PROBLEMAS CONJUGAIS – TERAPIA DE CASAL

Tem crescido cada vez mais a procura de terapia, por casais que estão enfrentando dificuldades em encontrar soluções “imparciais”, para restabelecer o equilíbrio harmonioso da relação.

É sabido que a vida a dois, apesar de prazerosa e compensadora, não é necessariamente muito fácil. Diga-se de passagem, o ser humano é incapaz de viver em isolamento, mas também tem sérias dificuldades em relacionarem-se uns com os outros. Haja vista a própria relação entre pais/ filhos/ irmãos, por mais que os laços familiares sejam fortes, isto não impede corriqueiros desentendimentos.
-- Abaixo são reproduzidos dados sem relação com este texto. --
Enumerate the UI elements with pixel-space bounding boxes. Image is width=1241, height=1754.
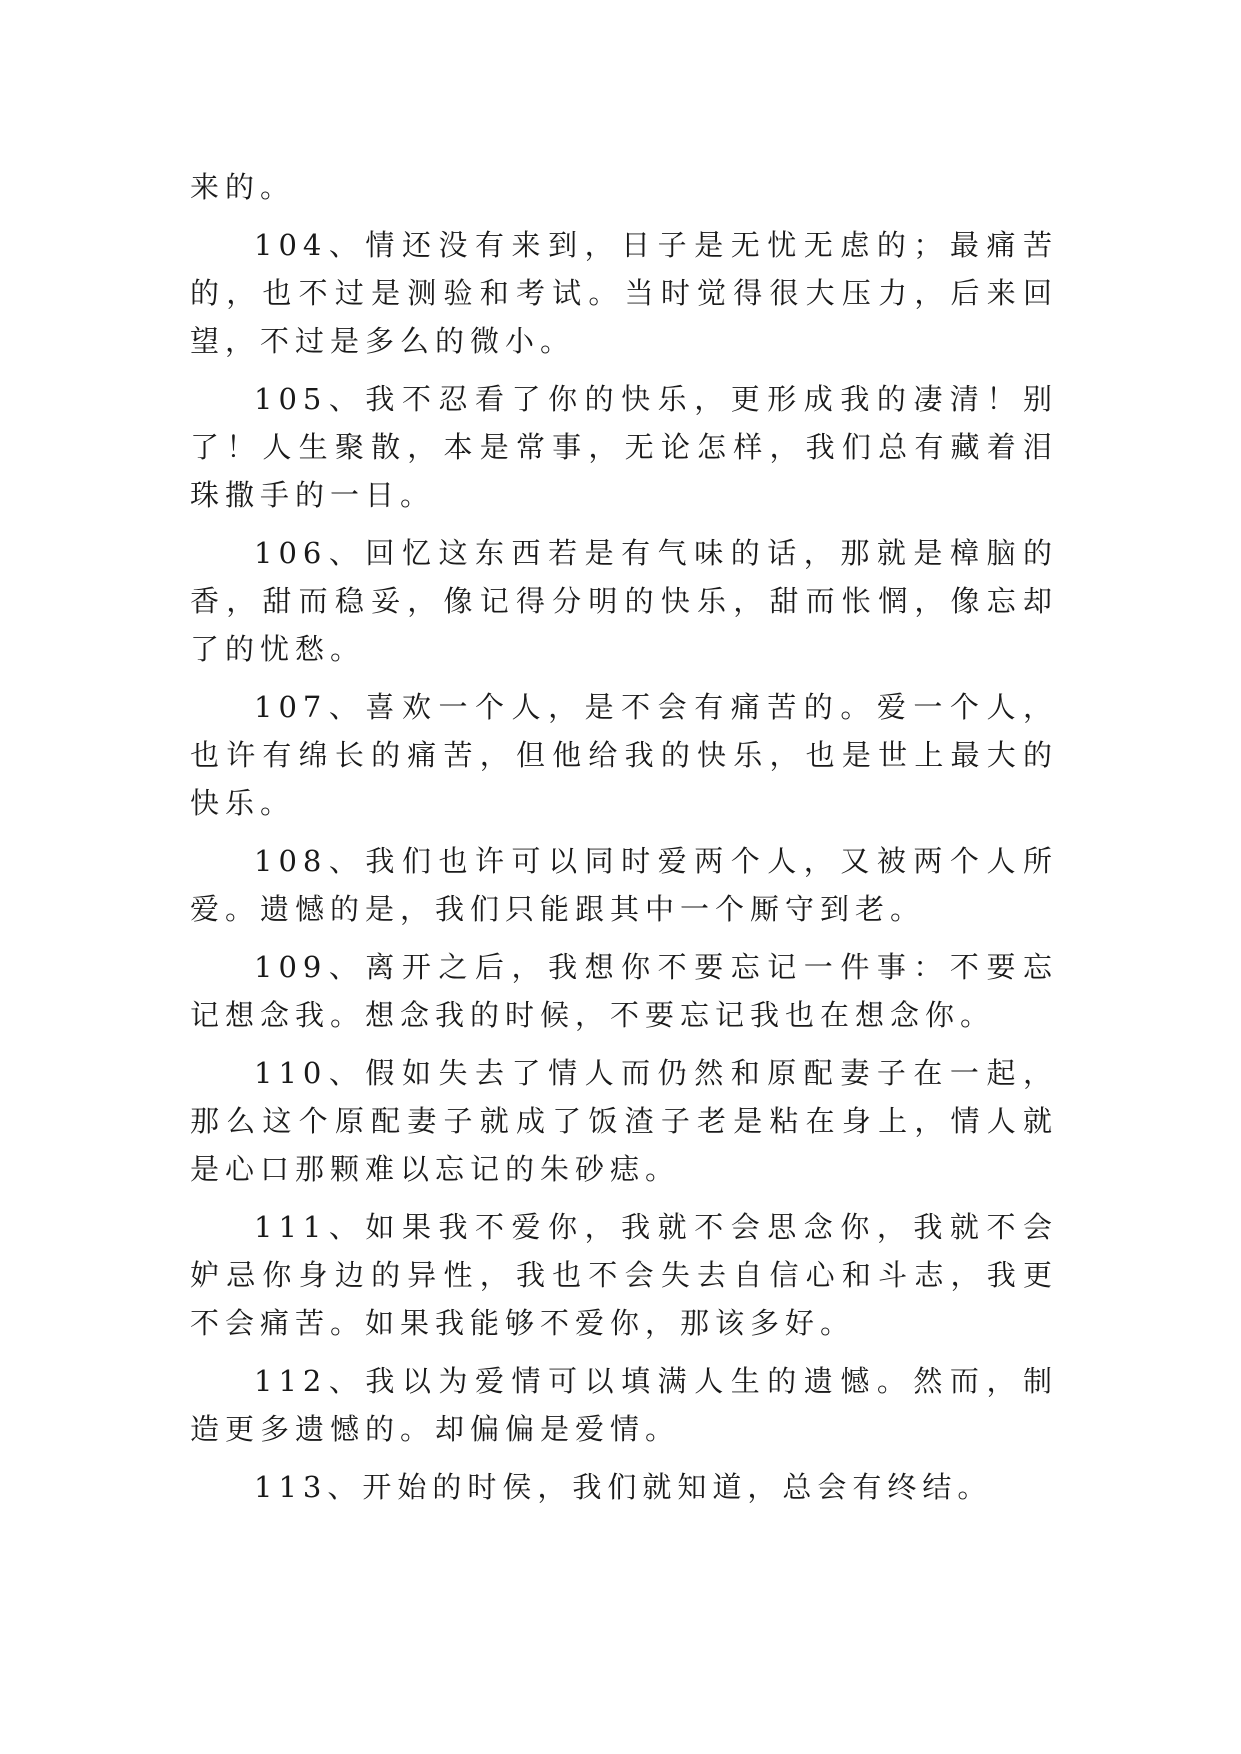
paragraph-110: 110、假如失去了情人而仍然和原配妻子在一起，那么这个原配妻子就成了饭渣子老是粘在身上，情人就是心口那颗难以忘记的朱砂痣。 [190,1056,1058,1186]
document-body [190,163,1058,1521]
paragraph-112: 112、我以为爱情可以填满人生的遗憾。然而，制造更多遗憾的。却偏偏是爱情。 [190,1364,1058,1446]
paragraph-108: 108、我们也许可以同时爱两个人，又被两个人所爱。遗憾的是，我们只能跟其中一个厮守到老。 [190,844,1058,926]
paragraph-continuation: 来的。 [190,170,296,204]
paragraph-104: 104、情还没有来到，日子是无忧无虑的；最痛苦的，也不过是测验和考试。当时觉得很大压力，后来回望，不过是多么的微小。 [190,228,1058,358]
paragraph-105: 105、我不忍看了你的快乐，更形成我的凄清！别了！人生聚散，本是常事，无论怎样，我们总有藏着泪珠撒手的一日。 [190,382,1058,512]
paragraph-109: 109、离开之后，我想你不要忘记一件事：不要忘记想念我。想念我的时候，不要忘记我也在想念你。 [190,950,1058,1032]
paragraph-113: 113、开始的时侯，我们就知道，总会有终结。 [254,1470,993,1504]
paragraph-107: 107、喜欢一个人，是不会有痛苦的。爱一个人，也许有绵长的痛苦，但他给我的快乐，也是世上最大的快乐。 [190,690,1058,820]
paragraph-106: 106、回忆这东西若是有气味的话，那就是樟脑的香，甜而稳妥，像记得分明的快乐，甜而怅惘，像忘却了的忧愁。 [190,536,1058,666]
paragraph-111: 111、如果我不爱你，我就不会思念你，我就不会妒忌你身边的异性，我也不会失去自信心和斗志，我更不会痛苦。如果我能够不爱你，那该多好。 [190,1210,1058,1340]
Com um casal não é diferente, ao contrário, pode ser ainda mais trabalhoso o convívio, e exigir das partes um investimento emocional ainda maior.
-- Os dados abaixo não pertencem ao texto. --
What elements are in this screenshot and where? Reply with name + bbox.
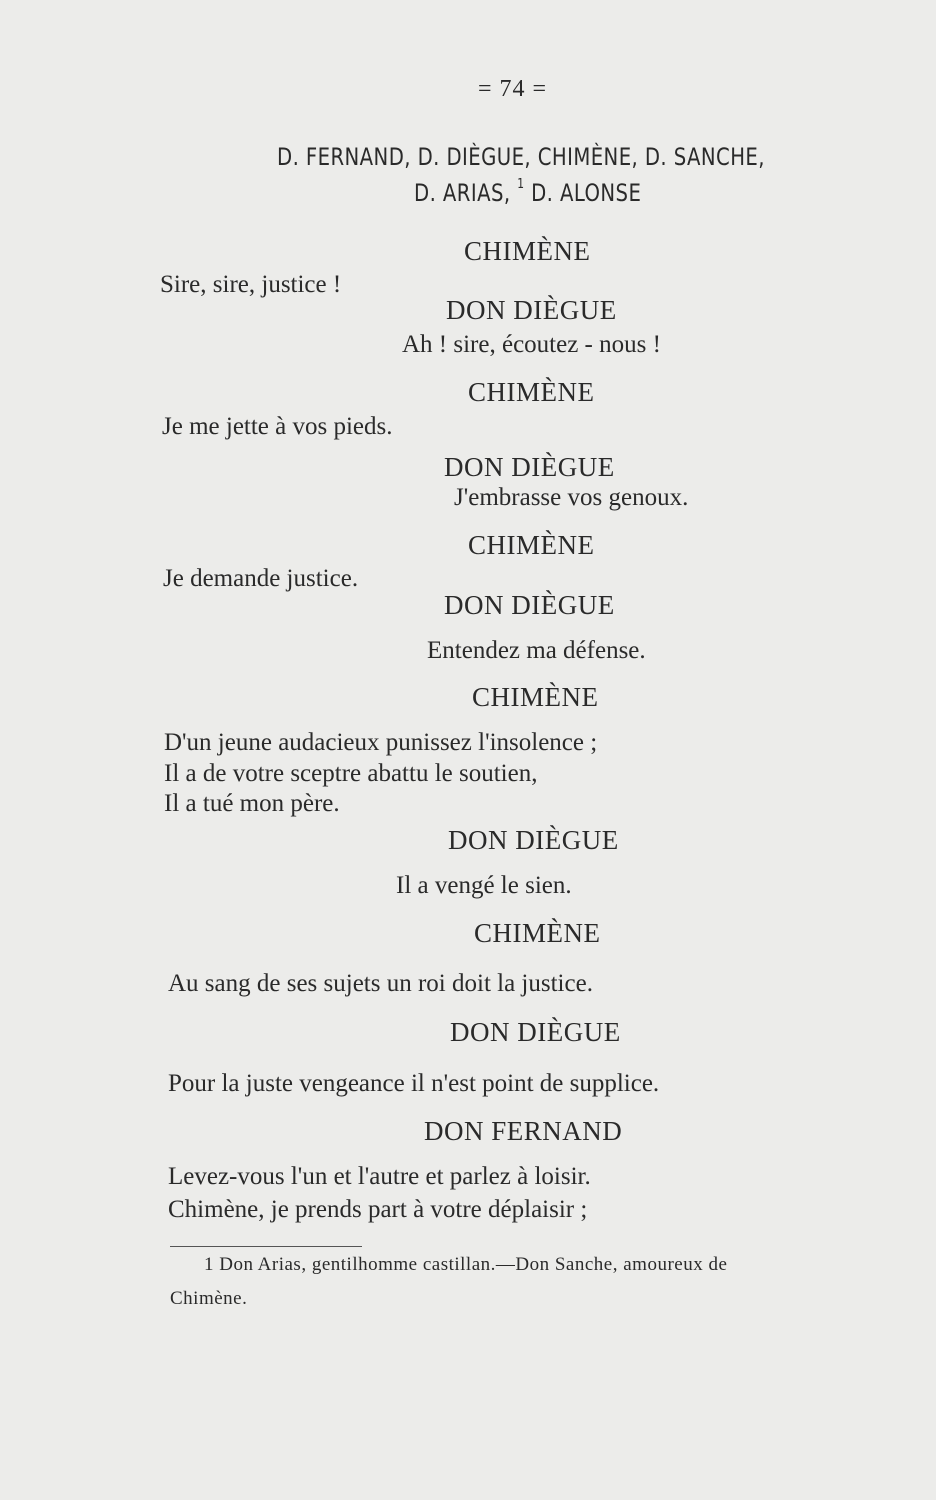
verse-line: J'embrasse vos genoux. bbox=[454, 484, 689, 511]
verse-line: Au sang de ses sujets un roi doit la justice. bbox=[168, 970, 593, 997]
verse-line: Levez-vous l'un et l'autre et parlez à loisir. bbox=[168, 1163, 591, 1190]
footnote-reference-marker: 1 bbox=[517, 177, 525, 192]
verse-line: Entendez ma défense. bbox=[427, 637, 646, 664]
footnote-text: Don Arias, gentilhomme castillan.—Don Sanche, amoureux de bbox=[219, 1254, 728, 1275]
verse-line: Je demande justice. bbox=[163, 565, 359, 592]
speaker-name: DON DIÈGUE bbox=[444, 452, 615, 482]
speaker-name: DON DIÈGUE bbox=[450, 1017, 621, 1047]
footnote-line-2: Chimène. bbox=[170, 1288, 248, 1309]
verse-line: Chimène, je prends part à votre déplaisir ; bbox=[168, 1196, 588, 1223]
scene-heading-line-1: D. FERNAND, D. DIÈGUE, CHIMÈNE, D. SANCHE, bbox=[277, 143, 765, 171]
page-number: = 74 = bbox=[478, 76, 548, 102]
verse-line: D'un jeune audacieux punissez l'insolence ; bbox=[164, 729, 598, 756]
speaker-name: CHIMÈNE bbox=[464, 236, 591, 266]
verse-line: Ah ! sire, écoutez - nous ! bbox=[402, 331, 661, 358]
verse-line: Je me jette à vos pieds. bbox=[162, 413, 393, 440]
scene-heading-line-2-prefix: D. ARIAS, bbox=[414, 179, 511, 207]
speaker-name: DON FERNAND bbox=[424, 1116, 623, 1146]
speaker-name: DON DIÈGUE bbox=[448, 825, 619, 855]
scene-heading-line-2-suffix: D. ALONSE bbox=[531, 179, 642, 207]
verse-line: Sire, sire, justice ! bbox=[160, 271, 342, 298]
speaker-name: CHIMÈNE bbox=[468, 530, 595, 560]
verse-line: Il a vengé le sien. bbox=[396, 872, 572, 899]
scene-heading-line-2 bbox=[414, 179, 641, 207]
speaker-name: DON DIÈGUE bbox=[446, 295, 617, 325]
footnote-line-1 bbox=[204, 1254, 727, 1276]
footnote-divider bbox=[170, 1246, 362, 1247]
speaker-name: DON DIÈGUE bbox=[444, 590, 615, 620]
footnote-marker: 1 bbox=[204, 1254, 214, 1275]
verse-line: Il a tué mon père. bbox=[164, 790, 340, 817]
speaker-name: CHIMÈNE bbox=[474, 918, 601, 948]
speaker-name: CHIMÈNE bbox=[468, 377, 595, 407]
verse-line: Pour la juste vengeance il n'est point de supplice. bbox=[168, 1070, 660, 1097]
verse-line: Il a de votre sceptre abattu le soutien, bbox=[164, 760, 538, 787]
speaker-name: CHIMÈNE bbox=[472, 682, 599, 712]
Existem alguns percalços subjetivos do casamento que vale a pena explorar:
- quando se está na fase do namoro, já é possível identificar no outro, certas características que desagradam ao parceiro(a), no entanto, não sei por que cargas d´água, as pessoas imaginam que o casamento é um santo remédio que tudo muda e cura. Quando que na verdade o que acontecerá é que tais características ficarão ainda mais em evidência.
- o casamento civil, religioso ou como relação estável, é recheado de rituais e símbolos que representam um conjunto de referências ocultas, que poderão influenciar sutilmente no comportamento do casal. Eu explico: a certidão de casamento nada mais é que um contrato com reconhecimento oficial, não é? E para que serve um contrato? Assegurar os direitos e deveres das partes. Concorda? Pois bem, alguns casais caem na armadilha, de através da oficialização da relação, passarem a se sentirem absolutamente seguros e respaldados pelo casamento, ainda com a idéia social obsoleta de que ele é insolúvel, e permitem-se poupar investimentos no relacionamento, na manutenção dos sentimentos, em buscar fazer jus a escolha do outro.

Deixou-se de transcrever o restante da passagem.